皇居三の丸尚蔵館の書跡コレクションは優品が多い。中でも屈指の名品として名高いのがこの国宝「粘葉本和漢朗詠集」である。1878年(明治11年)に近衞忠煕より皇室に献上された。
その名が示すように、料紙を二つ折りにして、折り目近くを糊で貼りあわせた小さな「粘葉装」の冊子本であることから、この名前で呼ばれる。
筆者は藤原行成と伝わるが確証はなく、料紙装飾とその書風から11世紀半ばの書写と推定される。「高野切本古今和歌集」第三種、「近衛本和漢朗詠集」ほか一群の同筆遺品を残しており、この筆者は当代一と目される能書であったのであろう。このため、仮名の書を学ぶものは、まずこれを学ぶのが通例で「粘葉本」の名前で尊重されている。
この「粘葉本」の料紙は、飛鶴宝相華や亀甲、牡丹、花菱、鳳凰、雲鶴などの文様を膠漢字で溶いた雲母(花こう岩の中にある鉱物)の粉で摺りだした、舶載の美しい唐紙を用いている。
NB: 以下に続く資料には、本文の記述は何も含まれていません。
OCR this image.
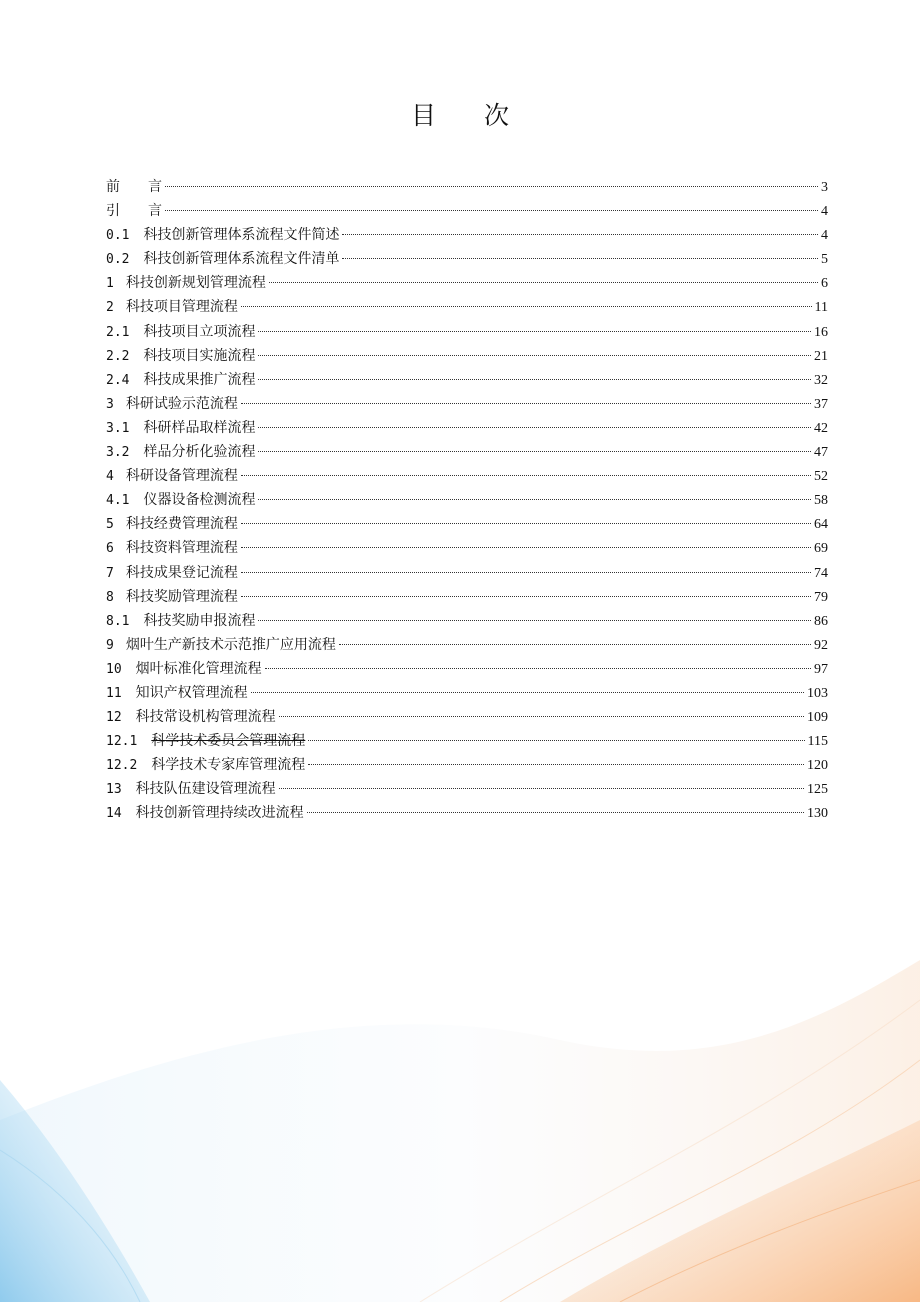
目 次
前　　言	3
引　　言	4
0.1 科技创新管理体系流程文件简述	4
0.2 科技创新管理体系流程文件清单	5
1 科技创新规划管理流程	6
2 科技项目管理流程	11
2.1 科技项目立项流程	16
2.2 科技项目实施流程	21
2.4 科技成果推广流程	32
3 科研试验示范流程	37
3.1 科研样品取样流程	42
3.2 样品分析化验流程	47
4 科研设备管理流程	52
4.1 仪器设备检测流程	58
5 科技经费管理流程	64
6 科技资料管理流程	69
7 科技成果登记流程	74
8 科技奖励管理流程	79
8.1 科技奖励申报流程	86
9 烟叶生产新技术示范推广应用流程	92
10 烟叶标准化管理流程	97
11 知识产权管理流程	103
12 科技常设机构管理流程	109
12.1 科学技术委员会管理流程	115
12.2 科学技术专家库管理流程	120
13 科技队伍建设管理流程	125
14 科技创新管理持续改进流程	130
「源氏物語」にも「唐かみ」の記述があり、平安時代には北宋からの渡来品として宮廷貴族に珍重された。繊維の短い竹を細かく砕いて漉きあげたもので、竹の産地であった蜀の地方で作られたと考えられる。これに強度と円滑さを加えるため、表面は、貝殻を潰して粉にした胡粉を薄茶・黄・赤・藍などに着色し、膠の溶液でのばして引き染めにする。
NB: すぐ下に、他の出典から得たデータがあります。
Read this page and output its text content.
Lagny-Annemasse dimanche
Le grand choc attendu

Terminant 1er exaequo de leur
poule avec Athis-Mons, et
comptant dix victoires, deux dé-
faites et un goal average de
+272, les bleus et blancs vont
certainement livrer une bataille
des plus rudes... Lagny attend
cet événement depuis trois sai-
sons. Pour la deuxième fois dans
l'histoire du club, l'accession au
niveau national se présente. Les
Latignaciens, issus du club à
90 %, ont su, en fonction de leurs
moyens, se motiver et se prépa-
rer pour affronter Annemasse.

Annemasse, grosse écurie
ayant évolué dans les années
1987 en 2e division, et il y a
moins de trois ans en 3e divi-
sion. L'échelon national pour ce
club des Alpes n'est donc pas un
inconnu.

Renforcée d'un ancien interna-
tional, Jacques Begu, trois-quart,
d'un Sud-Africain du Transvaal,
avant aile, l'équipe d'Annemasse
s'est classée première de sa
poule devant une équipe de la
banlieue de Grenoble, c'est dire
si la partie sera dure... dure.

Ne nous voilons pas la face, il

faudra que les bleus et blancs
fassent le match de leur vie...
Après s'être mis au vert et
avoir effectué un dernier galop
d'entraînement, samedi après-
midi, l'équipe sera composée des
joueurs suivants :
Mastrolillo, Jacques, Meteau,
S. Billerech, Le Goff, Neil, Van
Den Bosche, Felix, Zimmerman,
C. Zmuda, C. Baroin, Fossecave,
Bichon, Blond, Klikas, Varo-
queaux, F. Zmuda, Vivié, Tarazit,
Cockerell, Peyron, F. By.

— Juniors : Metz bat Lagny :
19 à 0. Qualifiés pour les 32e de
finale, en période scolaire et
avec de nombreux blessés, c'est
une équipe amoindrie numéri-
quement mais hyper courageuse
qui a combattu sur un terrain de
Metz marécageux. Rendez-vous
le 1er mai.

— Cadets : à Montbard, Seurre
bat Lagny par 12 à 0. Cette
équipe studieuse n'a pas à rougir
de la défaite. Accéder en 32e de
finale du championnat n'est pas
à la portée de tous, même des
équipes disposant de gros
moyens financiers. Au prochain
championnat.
この紙を上下2帖の冊子に仕立て、藤原公任が宮中での朗詠に適した漢詩や和歌を撰述した「和漢朗詠集」を書写したものである。
当代屈指の能書であっても、この華麗な粘葉装の料紙を前にして、最初は緊張したことがうかがえ、冒頭の歌題を書いた部分では、慎重に筆を運んでおり、端正な楷書に終始する。やがて、筆が馴染むにしたがって優美で流麗な行書に草書を交えながら、華麗な料紙と調和しつつ巧みな和歌や漢詩を書き連ねている。文学を鑑賞するとともに、文字が織り成す筆線の美と料紙の美に心を奪われた宮廷貴族の姿を彷彿とさせる。
この秋、当館のグランドオープン以降、その美をぜひご堪能いただきたい。